J’avais rappelé cela il y a cinq ou six ans à un groupe d’anthropologues de retour de Chine qui m’assuraient, croix de bois, croix de fer, que le communisme en Chine, c’était fini, f – i – fi, n – i – ni, fini !

Le moment est venu de s’en souvenir avec les pertes de 8,5 % aujourd’hui à la Bourse de Shanghai. Pourtant, cela fait quelques semaines qu’elle et celle de Shenzhen fonctionnent sur un mode communiste bien davantage que capitaliste : interdiction des ventes à découvert et menaces à prendre au sérieux (si vous voyez ce que je veux dire) à l’égard des contrevenants, enquêtes ouvertes sur les traders faisant preuve de « mauvais esprit » (entendez « qui se comportent comme s’ils pensaient que le marché pouvait baisser »), extorsion de fonds exercée par le gouvernement sur la personne des gros gagnants des années récentes, intervention massive du gouvernement – par agence interposée – sur les marchés, interdiction de vendre faite aux détenteurs de gros portefeuilles d’actions et suspension de la cotation des actions de plus de la moitié des sociétés cotées en Bourse, etc.

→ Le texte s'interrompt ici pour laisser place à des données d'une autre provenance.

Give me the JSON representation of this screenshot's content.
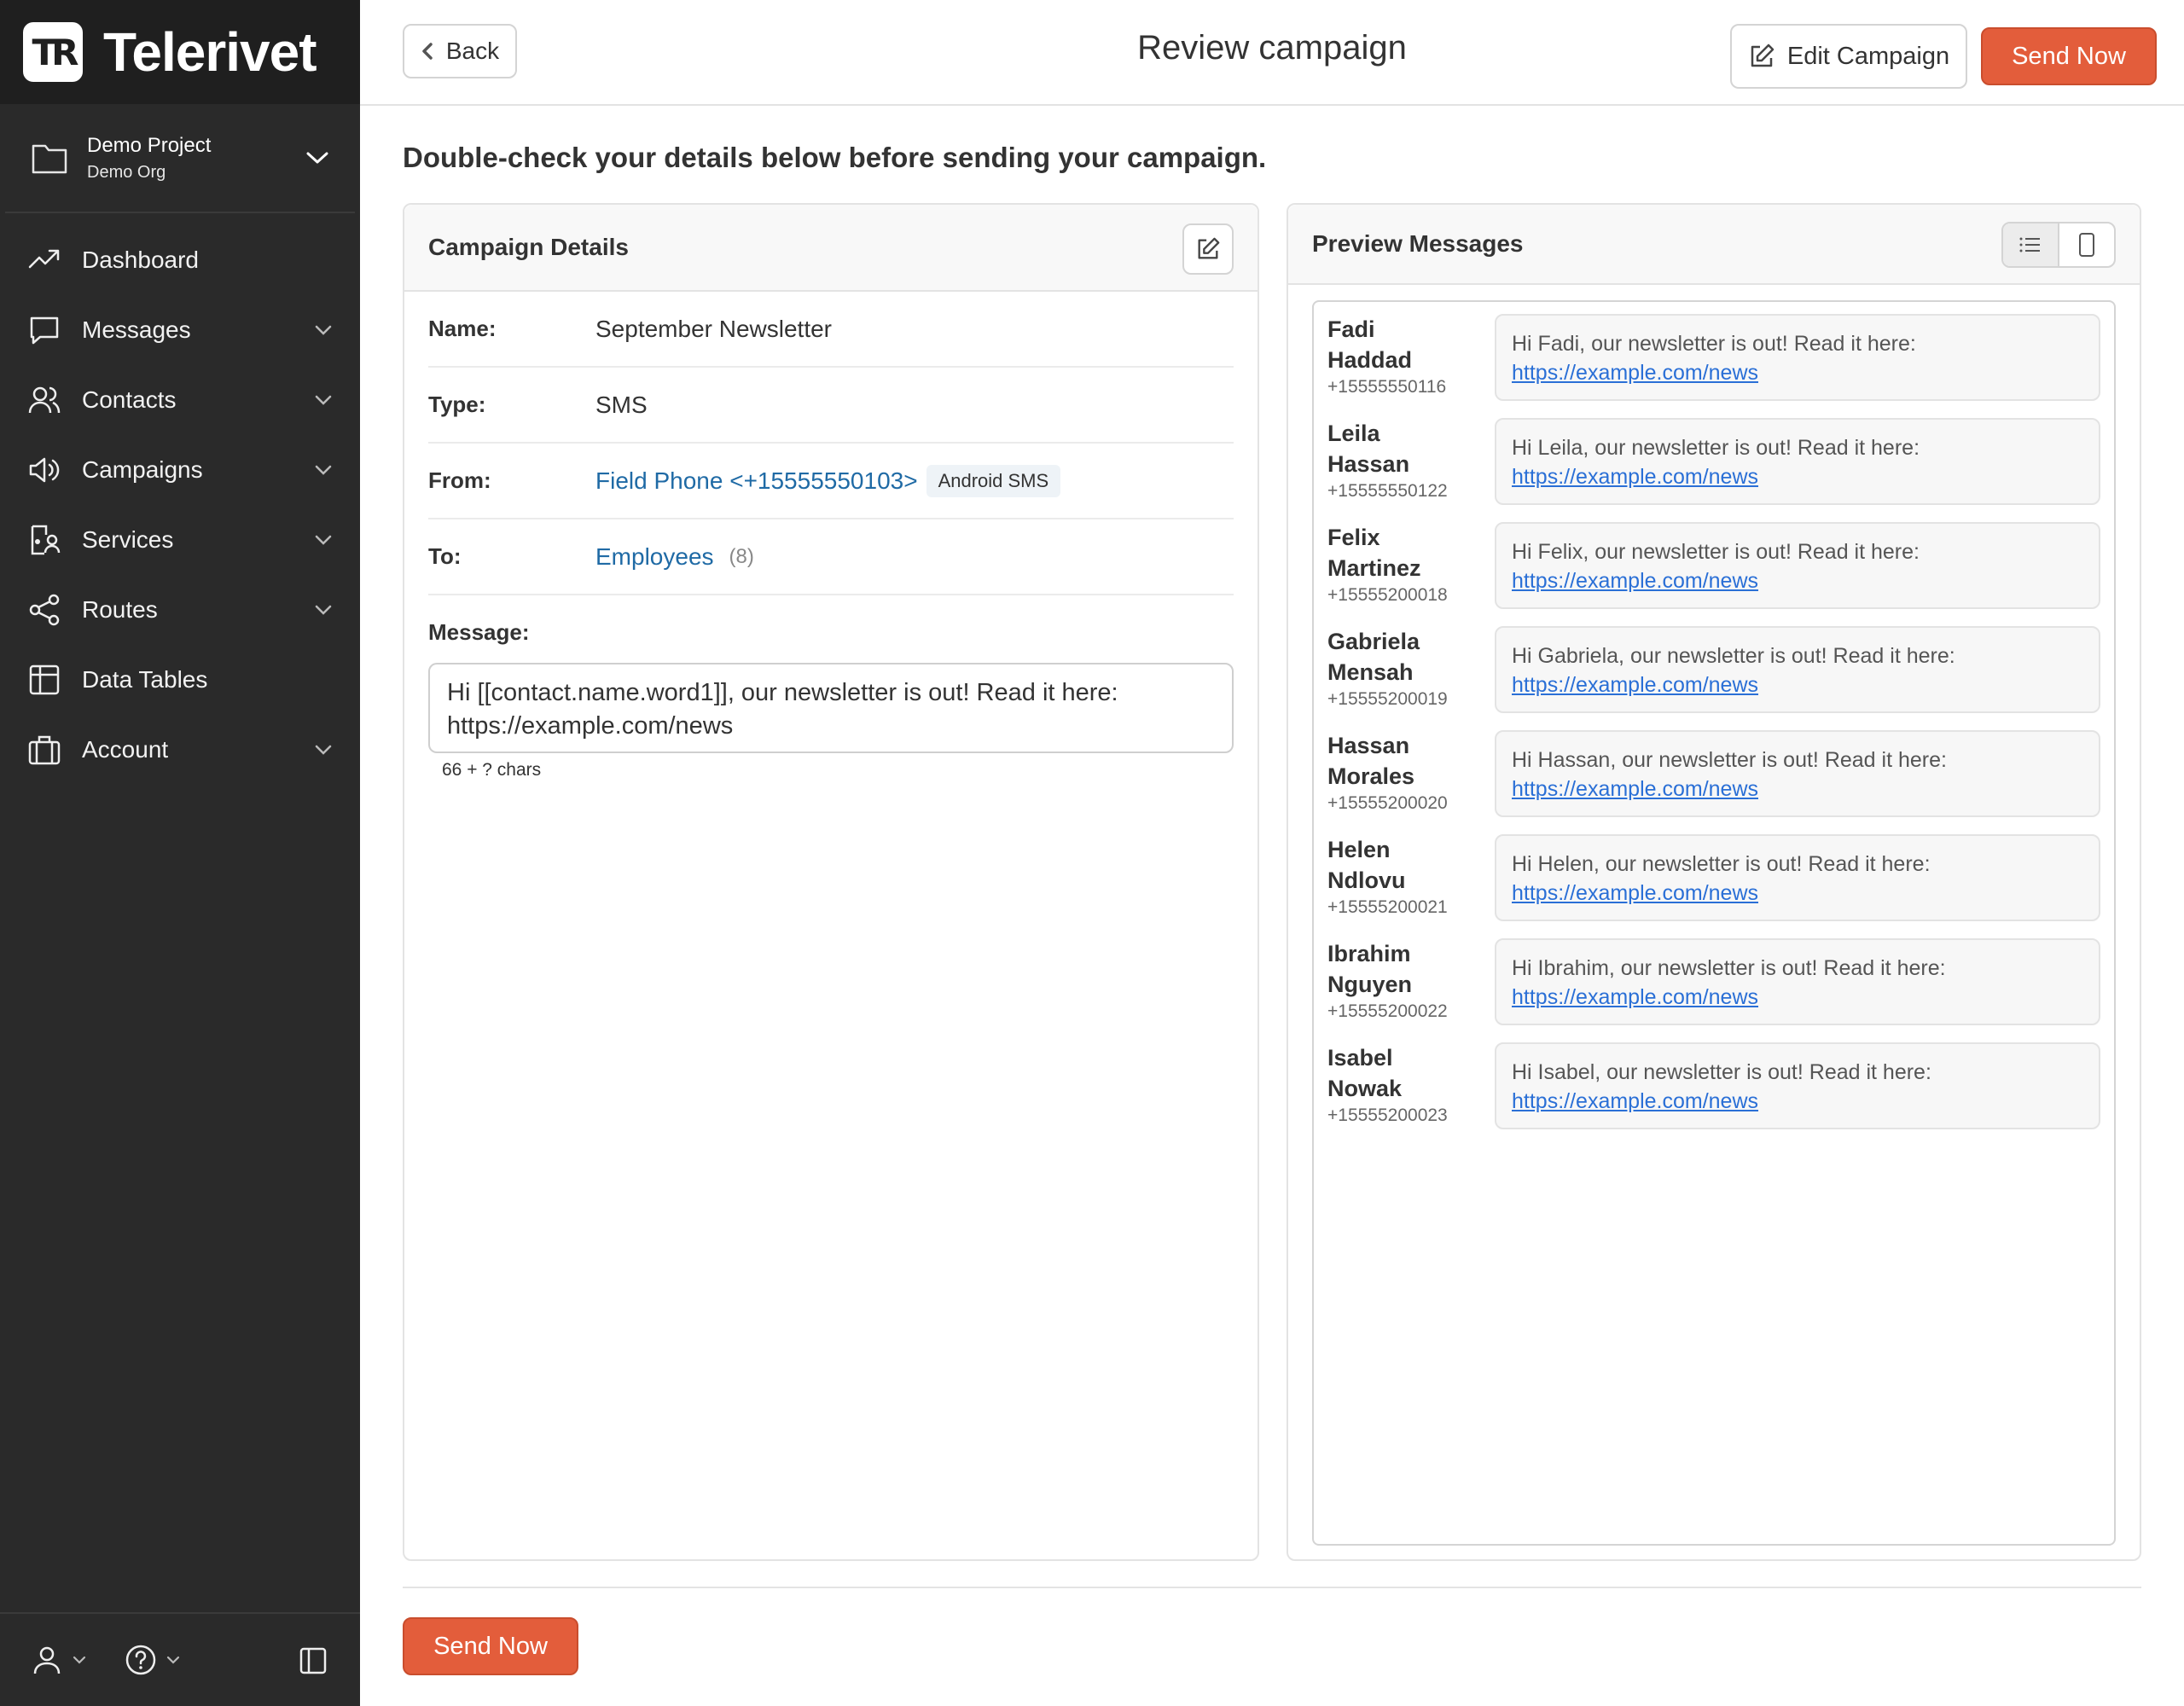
{
  "app": {
    "name": "Telerivet",
    "logo_mark": "TR"
  },
  "project": {
    "name": "Demo Project",
    "org": "Demo Org"
  },
  "sidebar": {
    "items": [
      {
        "label": "Dashboard",
        "icon": "trending-up-icon",
        "has_chevron": false
      },
      {
        "label": "Messages",
        "icon": "chat-bubble-icon",
        "has_chevron": true
      },
      {
        "label": "Contacts",
        "icon": "users-icon",
        "has_chevron": true
      },
      {
        "label": "Campaigns",
        "icon": "megaphone-icon",
        "has_chevron": true
      },
      {
        "label": "Services",
        "icon": "services-icon",
        "has_chevron": true
      },
      {
        "label": "Routes",
        "icon": "share-icon",
        "has_chevron": true
      },
      {
        "label": "Data Tables",
        "icon": "table-icon",
        "has_chevron": false
      },
      {
        "label": "Account",
        "icon": "briefcase-icon",
        "has_chevron": true
      }
    ]
  },
  "header": {
    "back_label": "Back",
    "title": "Review campaign",
    "edit_label": "Edit Campaign",
    "send_label": "Send Now"
  },
  "intro": "Double-check your details below before sending your campaign.",
  "details": {
    "title": "Campaign Details",
    "name_label": "Name:",
    "name_value": "September Newsletter",
    "type_label": "Type:",
    "type_value": "SMS",
    "from_label": "From:",
    "from_value": "Field Phone <+15555550103>",
    "from_badge": "Android SMS",
    "to_label": "To:",
    "to_value": "Employees",
    "to_count": "(8)",
    "message_label": "Message:",
    "message_value": "Hi [[contact.name.word1]], our newsletter is out! Read it here: https://example.com/news",
    "chars": "66 + ? chars"
  },
  "preview": {
    "title": "Preview Messages",
    "messages": [
      {
        "first": "Fadi",
        "last": "Haddad",
        "phone": "+15555550116",
        "text": "Hi Fadi, our newsletter is out! Read it here:",
        "link": "https://example.com/news"
      },
      {
        "first": "Leila",
        "last": "Hassan",
        "phone": "+15555550122",
        "text": "Hi Leila, our newsletter is out! Read it here:",
        "link": "https://example.com/news"
      },
      {
        "first": "Felix",
        "last": "Martinez",
        "phone": "+15555200018",
        "text": "Hi Felix, our newsletter is out! Read it here:",
        "link": "https://example.com/news"
      },
      {
        "first": "Gabriela",
        "last": "Mensah",
        "phone": "+15555200019",
        "text": "Hi Gabriela, our newsletter is out! Read it here:",
        "link": "https://example.com/news"
      },
      {
        "first": "Hassan",
        "last": "Morales",
        "phone": "+15555200020",
        "text": "Hi Hassan, our newsletter is out! Read it here:",
        "link": "https://example.com/news"
      },
      {
        "first": "Helen",
        "last": "Ndlovu",
        "phone": "+15555200021",
        "text": "Hi Helen, our newsletter is out! Read it here:",
        "link": "https://example.com/news"
      },
      {
        "first": "Ibrahim",
        "last": "Nguyen",
        "phone": "+15555200022",
        "text": "Hi Ibrahim, our newsletter is out! Read it here:",
        "link": "https://example.com/news"
      },
      {
        "first": "Isabel",
        "last": "Nowak",
        "phone": "+15555200023",
        "text": "Hi Isabel, our newsletter is out! Read it here:",
        "link": "https://example.com/news"
      }
    ]
  },
  "footer": {
    "send_label": "Send Now"
  },
  "colors": {
    "accent": "#e35d3b",
    "sidebar_bg": "#2a2a2a",
    "link": "#1f6aa5"
  }
}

Que va-t-il se passer ? On va encore essayer comme cela une semaine ou deux à mon avis, pas beaucoup plus. Si ça ne marche pas, pas d’entêtement : on dira que l’eau est trop haute sur le gué et on fera demi-tour. On aura pris du capitalisme ce qu’il avait provisoirement à offrir : un outil de modernisation de l’un ou l’autre secteur, tout comme le communisme en Russie, qui avait apporté – on s’en souvient – l’électricité.